If not, maybe take a minute to check it out; it is probably impossible to be disappointed by that minute of your life.

Anyway, helicopter chainsaw-ing has been going on for some years; it's often used to efficiently trim greenery that's growing too close to power lines. Popular Mechanics hunted down a company that offers it as a service and got the 411 on what it's like to pilot one of these dread mechanisms:

The 2-foot diameter blades turn at 4,000 rpm and are powered by a 28-horsepower engine controlled by the pilot, according to T&D World. It's challenging work, but plenty of additional safety measures are in place. If a saw catches on a branch, for instance, the pilot can release the entire saw and fly off.
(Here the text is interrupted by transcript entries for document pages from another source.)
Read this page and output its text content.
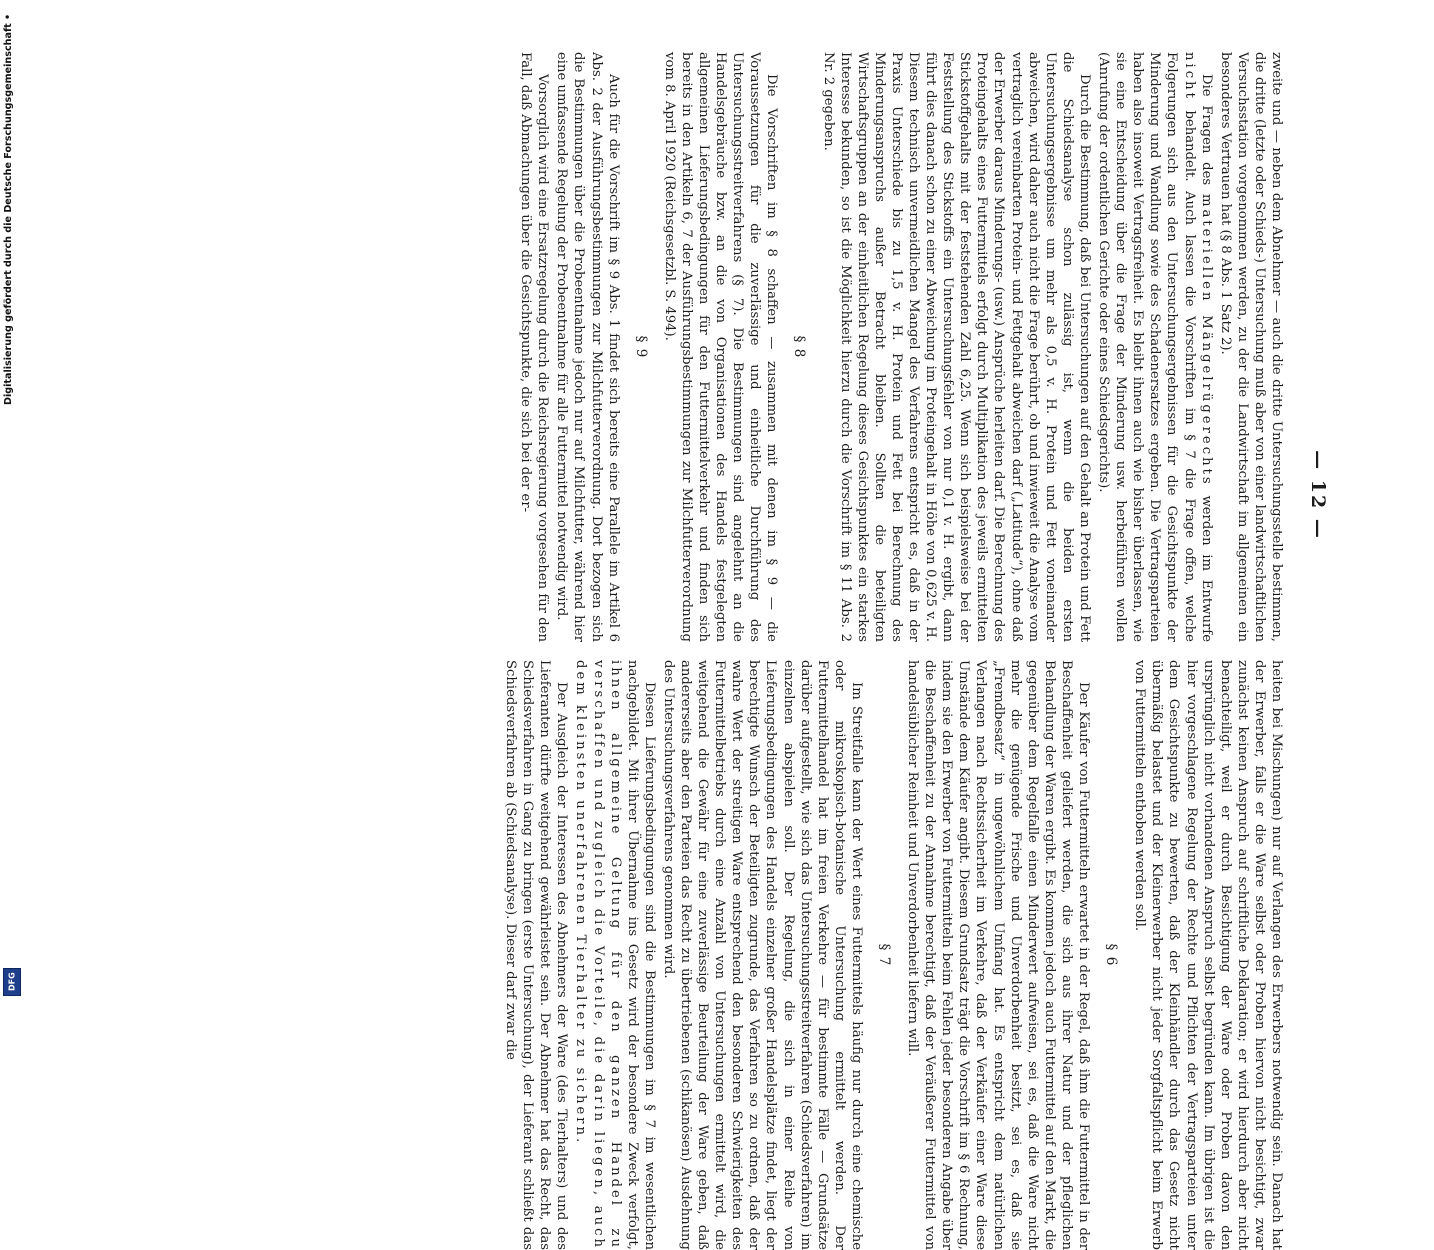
— 12 —

zweite und — neben dem Abnehmer — auch die dritte Untersuchungsstelle bestimmen, die dritte (letzte oder Schieds-) Untersuchung muß aber von einer landwirtschaftlichen Versuchsstation vorgenommen werden, zu der die Landwirtschaft im allgemeinen ein besonderes Vertrauen hat (§ 8 Abs. 1 Satz 2).

Die Fragen des materiellen Mängelrügerechts werden im Entwurfe nicht behandelt. Auch lassen die Vorschriften im § 7 die Frage offen, welche Folgerungen sich aus den Untersuchungsergebnissen für die Gesichtspunkte der Minderung und Wandlung sowie des Schadenersatzes ergeben. Die Vertragsparteien haben also insoweit Vertragsfreiheit. Es bleibt ihnen auch wie bisher überlassen, wie sie eine Entscheidung über die Frage der Minderung usw. herbeiführen wollen (Anrufung der ordentlichen Gerichte oder eines Schiedsgerichts).

Durch die Bestimmung, daß bei Untersuchungen auf den Gehalt an Protein und Fett die Schiedsanalyse schon zulässig ist, wenn die beiden ersten Untersuchungsergebnisse um mehr als 0,5 v. H. Protein und Fett voneinander abweichen, wird daher auch nicht die Frage berührt, ob und inwieweit die Analyse vom vertraglich vereinbarten Protein- und Fettgehalt abweichen darf („Latitude“), ohne daß der Erwerber daraus Minderungs- (usw.) Ansprüche herleiten darf. Die Berechnung des Proteingehalts eines Futtermittels erfolgt durch Multiplikation des jeweils ermittelten Stickstoffgehalts mit der feststehenden Zahl 6,25. Wenn sich beispielsweise bei der Feststellung des Stickstoffs ein Untersuchungsfehler von nur 0,1 v. H. ergibt, dann führt dies danach schon zu einer Abweichung im Proteingehalt in Höhe von 0,625 v. H. Diesem technisch unvermeidlichen Mangel des Verfahrens entspricht es, daß in der Praxis Unterschiede bis zu 1,5 v. H. Protein und Fett bei Berechnung des Minderungsanspruchs außer Betracht bleiben. Sollten die beteiligten Wirtschaftsgruppen an der einheitlichen Regelung dieses Gesichtspunktes ein starkes Interesse bekunden, so ist die Möglichkeit hierzu durch die Vorschrift im § 11 Abs. 2 Nr. 2 gegeben.

§ 8

Die Vorschriften im § 8 schaffen — zusammen mit denen im § 9 — die Voraussetzungen für die zuverlässige und einheitliche Durchführung des Untersuchungsstreitverfahrens (§ 7). Die Bestimmungen sind angelehnt an die Handelsgebräuche bzw. an die von Organisationen des Handels festgelegten allgemeinen Lieferungsbedingungen für den Futtermittelverkehr und finden sich bereits in den Artikeln 6, 7 der Ausführungsbestimmungen zur Milchfutterverordnung vom 8. April 1920 (Reichsgesetzbl. S. 494).

§ 9

Auch für die Vorschrift im § 9 Abs. 1 findet sich bereits eine Parallele im Artikel 6 Abs. 2 der Ausführungsbestimmungen zur Milchfutterverordnung. Dort bezogen sich die Bestimmungen über die Probeentnahme jedoch nur auf Milchfutter, während hier eine umfassende Regelung der Probeentnahme für alle Futtermittel notwendig wird.

Vorsorglich wird eine Ersatzregelung durch die Reichsregierung vorgesehen für den Fall, daß Abmachungen über die Gesichtspunkte, die sich bei der er-

heiten bei Mischungen) nur auf Verlangen des Erwerbers notwendig sein. Danach hat der Erwerber, falls er die Ware selbst oder Proben hiervon nicht besichtigt, zwar zunächst keinen Anspruch auf schriftliche Deklaration; er wird hierdurch aber nicht benachteiligt, weil er durch Besichtigung der Ware oder Proben davon den ursprünglich nicht vorhandenen Anspruch selbst begründen kann. Im übrigen ist die hier vorgeschlagene Regelung der Rechte und Pflichten der Vertragsparteien unter dem Gesichtspunkte zu bewerten, daß der Kleinhändler durch das Gesetz nicht übermäßig belastet und der Kleinerwerber nicht jeder Sorgfaltspflicht beim Erwerb von Futtermitteln enthoben werden soll.

§ 6

Der Käufer von Futtermitteln erwartet in der Regel, daß ihm die Futtermittel in der Beschaffenheit geliefert werden, die sich aus ihrer Natur und der pfleglichen Behandlung der Waren ergibt. Es kommen jedoch auch Futtermittel auf den Markt, die gegenüber dem Regelfalle einen Minderwert aufweisen, sei es, daß die Ware nicht mehr die genügende Frische und Unverdorbenheit besitzt, sei es, daß sie „Fremdbesatz“ in ungewöhnlichem Umfang hat. Es entspricht dem natürlichen Verlangen nach Rechtssicherheit im Verkehre, daß der Verkäufer einer Ware diese Umstände dem Käufer angibt. Diesem Grundsatz trägt die Vorschrift im § 6 Rechnung, indem sie den Erwerber von Futtermitteln beim Fehlen jeder besonderen Angabe über die Beschaffenheit zu der Annahme berechtigt, daß der Veräußerer Futtermittel von handelsüblicher Reinheit und Unverdorbenheit liefern will.

§ 7

Im Streitfalle kann der Wert eines Futtermittels häufig nur durch eine chemische oder mikroskopisch-botanische Untersuchung ermittelt werden. Der Futtermittelhandel hat im freien Verkehre — für bestimmte Fälle — Grundsätze darüber aufgestellt, wie sich das Untersuchungsstreitverfahren (Schiedsverfahren) im einzelnen abspielen soll. Der Regelung, die sich in einer Reihe von Lieferungsbedingungen des Handels einzelner großer Handelsplätze findet, liegt der berechtigte Wunsch der Beteiligten zugrunde, das Verfahren so zu ordnen, daß der wahre Wert der streitigen Ware entsprechend den besonderen Schwierigkeiten des Futtermittelbetriebs durch eine Anzahl von Untersuchungen ermittelt wird, die weitgehend die Gewähr für eine zuverlässige Beurteilung der Ware geben, daß andererseits aber den Parteien das Recht zu übertriebenen (schikanösen) Ausdehnung des Untersuchungsverfahrens genommen wird.

Diesen Lieferungsbedingungen sind die Bestimmungen im § 7 im wesentlichen nachgebildet. Mit ihrer Übernahme ins Gesetz wird der besondere Zweck verfolgt, ihnen allgemeine Geltung für den ganzen Handel zu verschaffen und zugleich die Vorteile, die darin liegen, auch dem kleinsten unerfahrenen Tierhalter zu sichern.

Der Ausgleich der Interessen des Abnehmers der Ware (des Tierhalters) und des Lieferanten dürfte weitgehend gewährleistet sein. Der Abnehmer hat das Recht, das Schiedsverfahren in Gang zu bringen (erste Untersuchung), der Lieferant schließt das Schiedsverfahren ab (Schiedsanalyse). Dieser darf zwar die

Digitalisierung gefördert durch die Deutsche Forschungsgemeinschaft •
DFG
As you'd expect, it takes a lot of training to wield this wily air saw. The more than 30 Aerial Solutions pilots who conduct this work must have over 1,000 flying hours, and a dedicated crew of mechanics is tasked with maintaining the choppers. "One of the things that we focus on—and this was part of William Cox and the Rogers Family's agreement—is to make sure that we have a safe operation," Aerial Solutions Inc.'s general manager Ted McAllister tells Popular Mechanics.

The air saw is best used in inaccessible mountainous regions and in tight spots, such as between a pipeline or power lines and the surrounding forest. Aerial Solutions dispatches a crew of two people—the pilot and a ground crewman—and argues that this method is a safer alternative to sending out hand crews who may spend days or weeks hoisted in buckets or hanging from branches.

Sharks with frickin' laser beams :: helicopters with chainsaws.